In order to contain this movement, the EU met on Thursday, June 30th to establish cryptocurrency trading rules.

The logic of trading cryptocurrencies

Globally, it is possible to acquire money in cryptocurrencies with little or no regulation. This means that it is not necessary for the buyer to identify himself and, in many cases, not even the origin of the money.

In the EU, in order to try to contain money laundering, regulations required the minimum proof of the origin of the wealth that made it possible to acquire the amount. 

However, realizing that there is still a movement of lack of control of this market, representatives of EU states met to establish the guidelines of the Crypto Assets Markets (MiCA) law.

The great driver for the establishment of the new rules was undoubtedly the recent sharp drop in the value of cryptocurrencies, which demonstrated the fragility of this market and the vulnerability of investors. Bitcoin, the strongest currency available, is down 70% from its peak in November.

The main cause of the system’s collapse was investor concern about rising interest rates, which proved to be a constant across the world. However, unlike other financial systems protected by the states, the losses were catastrophic due to the lack of well-defined limits in situations of falls.

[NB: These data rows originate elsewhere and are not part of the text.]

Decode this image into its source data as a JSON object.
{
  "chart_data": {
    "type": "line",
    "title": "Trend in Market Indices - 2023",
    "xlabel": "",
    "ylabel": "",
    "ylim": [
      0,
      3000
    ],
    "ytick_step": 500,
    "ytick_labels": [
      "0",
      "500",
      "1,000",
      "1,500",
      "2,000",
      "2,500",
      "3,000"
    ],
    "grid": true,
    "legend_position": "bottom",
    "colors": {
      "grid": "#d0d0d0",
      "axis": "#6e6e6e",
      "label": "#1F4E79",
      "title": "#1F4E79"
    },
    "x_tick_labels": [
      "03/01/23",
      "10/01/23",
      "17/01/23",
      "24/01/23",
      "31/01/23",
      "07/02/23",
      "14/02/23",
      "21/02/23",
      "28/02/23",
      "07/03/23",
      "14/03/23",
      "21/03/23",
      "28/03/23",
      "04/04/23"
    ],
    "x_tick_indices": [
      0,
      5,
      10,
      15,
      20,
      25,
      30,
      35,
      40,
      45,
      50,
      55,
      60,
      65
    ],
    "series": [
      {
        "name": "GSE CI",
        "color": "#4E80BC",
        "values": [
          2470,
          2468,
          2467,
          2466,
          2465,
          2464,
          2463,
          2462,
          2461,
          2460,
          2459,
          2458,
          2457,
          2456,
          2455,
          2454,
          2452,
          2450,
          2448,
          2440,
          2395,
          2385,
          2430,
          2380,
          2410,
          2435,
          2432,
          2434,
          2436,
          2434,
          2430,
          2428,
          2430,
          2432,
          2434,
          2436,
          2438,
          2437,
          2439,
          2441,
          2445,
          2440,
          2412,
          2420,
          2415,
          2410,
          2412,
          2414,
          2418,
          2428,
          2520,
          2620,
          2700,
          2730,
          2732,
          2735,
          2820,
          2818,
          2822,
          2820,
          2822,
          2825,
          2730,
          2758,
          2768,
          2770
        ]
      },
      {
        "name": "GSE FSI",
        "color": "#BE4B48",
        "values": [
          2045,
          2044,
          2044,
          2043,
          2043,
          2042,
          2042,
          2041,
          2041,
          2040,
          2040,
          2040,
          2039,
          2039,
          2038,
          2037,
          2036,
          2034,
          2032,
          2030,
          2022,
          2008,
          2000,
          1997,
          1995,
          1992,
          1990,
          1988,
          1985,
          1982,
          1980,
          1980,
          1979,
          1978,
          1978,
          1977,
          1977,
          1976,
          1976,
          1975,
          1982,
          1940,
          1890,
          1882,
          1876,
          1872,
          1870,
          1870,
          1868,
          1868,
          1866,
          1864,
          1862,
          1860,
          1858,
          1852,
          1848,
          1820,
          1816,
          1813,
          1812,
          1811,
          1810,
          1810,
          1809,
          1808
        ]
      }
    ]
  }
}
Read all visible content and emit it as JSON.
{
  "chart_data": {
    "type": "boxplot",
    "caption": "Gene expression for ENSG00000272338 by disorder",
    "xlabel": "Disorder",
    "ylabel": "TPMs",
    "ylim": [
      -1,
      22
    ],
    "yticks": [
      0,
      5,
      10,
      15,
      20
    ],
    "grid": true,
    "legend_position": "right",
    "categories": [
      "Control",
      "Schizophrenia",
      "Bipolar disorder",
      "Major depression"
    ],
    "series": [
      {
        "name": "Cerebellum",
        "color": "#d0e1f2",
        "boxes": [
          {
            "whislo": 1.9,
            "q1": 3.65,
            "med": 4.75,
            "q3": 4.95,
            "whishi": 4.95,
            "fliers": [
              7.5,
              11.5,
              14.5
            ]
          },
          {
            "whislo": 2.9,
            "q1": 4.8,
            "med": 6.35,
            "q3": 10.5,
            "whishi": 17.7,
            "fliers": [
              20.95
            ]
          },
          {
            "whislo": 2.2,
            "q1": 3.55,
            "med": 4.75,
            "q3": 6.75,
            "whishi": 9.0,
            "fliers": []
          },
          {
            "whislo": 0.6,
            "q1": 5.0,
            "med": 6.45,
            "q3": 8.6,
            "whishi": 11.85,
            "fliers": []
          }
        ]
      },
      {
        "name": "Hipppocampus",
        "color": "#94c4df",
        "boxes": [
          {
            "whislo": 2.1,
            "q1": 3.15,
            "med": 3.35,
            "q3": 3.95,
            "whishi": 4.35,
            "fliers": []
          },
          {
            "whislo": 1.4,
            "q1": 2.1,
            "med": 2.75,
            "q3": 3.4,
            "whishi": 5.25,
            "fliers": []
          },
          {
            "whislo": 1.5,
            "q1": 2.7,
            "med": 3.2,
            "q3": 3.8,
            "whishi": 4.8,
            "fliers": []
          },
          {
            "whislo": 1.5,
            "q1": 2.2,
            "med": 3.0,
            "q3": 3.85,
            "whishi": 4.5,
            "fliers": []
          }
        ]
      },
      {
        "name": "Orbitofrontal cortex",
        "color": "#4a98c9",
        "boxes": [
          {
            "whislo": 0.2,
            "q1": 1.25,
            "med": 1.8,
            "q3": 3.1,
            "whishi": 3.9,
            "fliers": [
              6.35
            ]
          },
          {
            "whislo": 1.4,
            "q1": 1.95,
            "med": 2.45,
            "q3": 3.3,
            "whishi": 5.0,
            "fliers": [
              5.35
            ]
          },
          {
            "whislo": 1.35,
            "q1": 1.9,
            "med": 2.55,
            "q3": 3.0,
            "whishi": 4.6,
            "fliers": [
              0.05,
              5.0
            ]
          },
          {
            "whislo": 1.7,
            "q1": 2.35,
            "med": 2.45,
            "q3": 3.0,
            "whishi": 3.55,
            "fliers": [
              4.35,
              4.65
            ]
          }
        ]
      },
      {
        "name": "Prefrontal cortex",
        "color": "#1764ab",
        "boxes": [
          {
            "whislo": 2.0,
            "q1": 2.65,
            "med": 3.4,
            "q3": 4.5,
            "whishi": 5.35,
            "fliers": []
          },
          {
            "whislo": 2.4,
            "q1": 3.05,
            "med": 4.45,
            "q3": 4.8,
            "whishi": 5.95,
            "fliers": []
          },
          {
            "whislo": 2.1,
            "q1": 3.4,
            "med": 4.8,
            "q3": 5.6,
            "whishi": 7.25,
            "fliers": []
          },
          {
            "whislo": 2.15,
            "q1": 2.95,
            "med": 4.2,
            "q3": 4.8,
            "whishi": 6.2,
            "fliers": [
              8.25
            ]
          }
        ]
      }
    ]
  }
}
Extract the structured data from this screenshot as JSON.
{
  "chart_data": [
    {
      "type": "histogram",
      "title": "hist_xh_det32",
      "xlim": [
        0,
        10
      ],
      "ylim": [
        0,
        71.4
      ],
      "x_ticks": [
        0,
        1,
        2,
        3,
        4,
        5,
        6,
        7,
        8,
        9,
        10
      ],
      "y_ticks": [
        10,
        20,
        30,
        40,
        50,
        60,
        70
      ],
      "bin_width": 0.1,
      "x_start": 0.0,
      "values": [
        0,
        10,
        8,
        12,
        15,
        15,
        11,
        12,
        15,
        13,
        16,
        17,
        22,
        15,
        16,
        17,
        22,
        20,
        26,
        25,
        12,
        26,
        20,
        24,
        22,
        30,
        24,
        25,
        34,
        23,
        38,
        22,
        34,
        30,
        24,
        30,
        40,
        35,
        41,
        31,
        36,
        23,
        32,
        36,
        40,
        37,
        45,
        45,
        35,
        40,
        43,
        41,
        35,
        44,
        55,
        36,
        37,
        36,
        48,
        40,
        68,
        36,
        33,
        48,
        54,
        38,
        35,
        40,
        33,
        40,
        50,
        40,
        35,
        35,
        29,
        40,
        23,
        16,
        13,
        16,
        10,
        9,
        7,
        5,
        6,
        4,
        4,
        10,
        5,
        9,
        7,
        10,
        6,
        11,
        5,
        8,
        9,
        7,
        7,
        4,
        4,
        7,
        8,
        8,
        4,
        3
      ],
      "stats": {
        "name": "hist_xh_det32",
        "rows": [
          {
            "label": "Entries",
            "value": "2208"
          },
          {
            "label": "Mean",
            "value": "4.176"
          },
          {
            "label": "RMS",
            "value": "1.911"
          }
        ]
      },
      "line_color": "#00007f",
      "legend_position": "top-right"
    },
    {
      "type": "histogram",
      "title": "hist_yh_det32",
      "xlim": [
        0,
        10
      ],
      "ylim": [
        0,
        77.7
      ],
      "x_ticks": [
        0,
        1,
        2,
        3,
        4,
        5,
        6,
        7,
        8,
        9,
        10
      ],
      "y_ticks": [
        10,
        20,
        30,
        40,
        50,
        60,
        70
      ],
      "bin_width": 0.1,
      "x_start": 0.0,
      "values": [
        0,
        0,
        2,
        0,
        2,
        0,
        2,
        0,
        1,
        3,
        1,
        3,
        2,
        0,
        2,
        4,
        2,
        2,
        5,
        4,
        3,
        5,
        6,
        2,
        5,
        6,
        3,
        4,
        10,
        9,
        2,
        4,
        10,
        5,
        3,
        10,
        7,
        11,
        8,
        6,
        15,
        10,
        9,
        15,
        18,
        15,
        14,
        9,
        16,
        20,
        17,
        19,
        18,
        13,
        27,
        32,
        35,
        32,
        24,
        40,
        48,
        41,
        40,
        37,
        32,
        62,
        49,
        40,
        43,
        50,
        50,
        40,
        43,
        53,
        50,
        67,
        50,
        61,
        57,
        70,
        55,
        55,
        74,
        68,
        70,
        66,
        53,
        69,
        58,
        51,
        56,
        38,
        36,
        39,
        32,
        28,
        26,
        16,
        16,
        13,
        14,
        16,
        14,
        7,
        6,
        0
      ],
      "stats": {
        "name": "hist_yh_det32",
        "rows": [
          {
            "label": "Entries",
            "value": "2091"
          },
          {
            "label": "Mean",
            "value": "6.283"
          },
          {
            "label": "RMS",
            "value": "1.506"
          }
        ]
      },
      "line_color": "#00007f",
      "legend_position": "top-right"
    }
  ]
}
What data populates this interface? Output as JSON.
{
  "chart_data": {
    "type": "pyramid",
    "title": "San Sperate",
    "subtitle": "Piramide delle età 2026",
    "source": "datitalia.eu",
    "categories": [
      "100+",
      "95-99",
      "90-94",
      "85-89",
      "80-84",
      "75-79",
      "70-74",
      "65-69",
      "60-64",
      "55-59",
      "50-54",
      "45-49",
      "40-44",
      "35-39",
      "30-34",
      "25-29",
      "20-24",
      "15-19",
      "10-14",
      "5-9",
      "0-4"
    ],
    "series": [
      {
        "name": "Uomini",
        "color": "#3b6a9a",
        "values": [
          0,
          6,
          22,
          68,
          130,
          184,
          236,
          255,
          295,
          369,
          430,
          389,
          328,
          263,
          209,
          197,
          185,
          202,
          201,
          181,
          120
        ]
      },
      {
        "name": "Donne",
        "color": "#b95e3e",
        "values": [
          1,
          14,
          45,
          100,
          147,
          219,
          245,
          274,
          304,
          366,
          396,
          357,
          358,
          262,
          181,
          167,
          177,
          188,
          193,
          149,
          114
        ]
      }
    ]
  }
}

New rules and contradiction

Faced with the negative results, representatives of EU states met with the intention of establishing control rules for the commercialization of cryptocurrencies. According to the commission, the idea is to prevent investors from being harmed by events beyond their control, such as issues that only concern state policies.

Thus, the rules aim above all to ensure a controlled movement of the values associated with each cryptocurrency.

The measure generated mixed reactions from cryptocurrency operating companies. The negative view is supported by the assertion that, with control measures, it would be practically impossible to make a profit from cryptocurrencies.

Most companies, however, believe that this is a positive measure, capable of guaranteeing secure growth in a bloc of investors with a stable economy.

Regardless of the particular opinion, the measure is in itself controversial because cryptocurrencies were created to be outside the control of state policy. However, recent events prove that this is a two-way street.

This is because, like it or not, political events and government initiatives (or omissions) affect investors directly or indirectly. Often, they influence even if it’s just the mindset of buyers. One way or another, it has been proven that it is probably impossible to create a parallel world for trading in values.

Responsibility and industry fragmentation

Another big issue involving investing in cryptocurrencies concerns the responsibility that companies and even individual buyers and sellers have in relation to cryptocurrencies. Loss or blows are common when talking about buying and selling cryptocurrencies.

The new rules also aim to avoid these claims, creating a safe environment for investing in cryptocurrencies.

In this context, the fragmentation of the sector must also be fought. The “lawless” environment that is the cryptocurrency market allows the practice of varied prices and trades, many of them highly risky. Many traders offer no guarantees and are highly suspicious.

The rules aim to minimize the space that these unsafe agents have in the market. This should occur from the adaptation of companies to the new rules. Again, this is a controversial issue considering the “free market” essence of cryptocurrencies, but still viewed favorably by the community at large.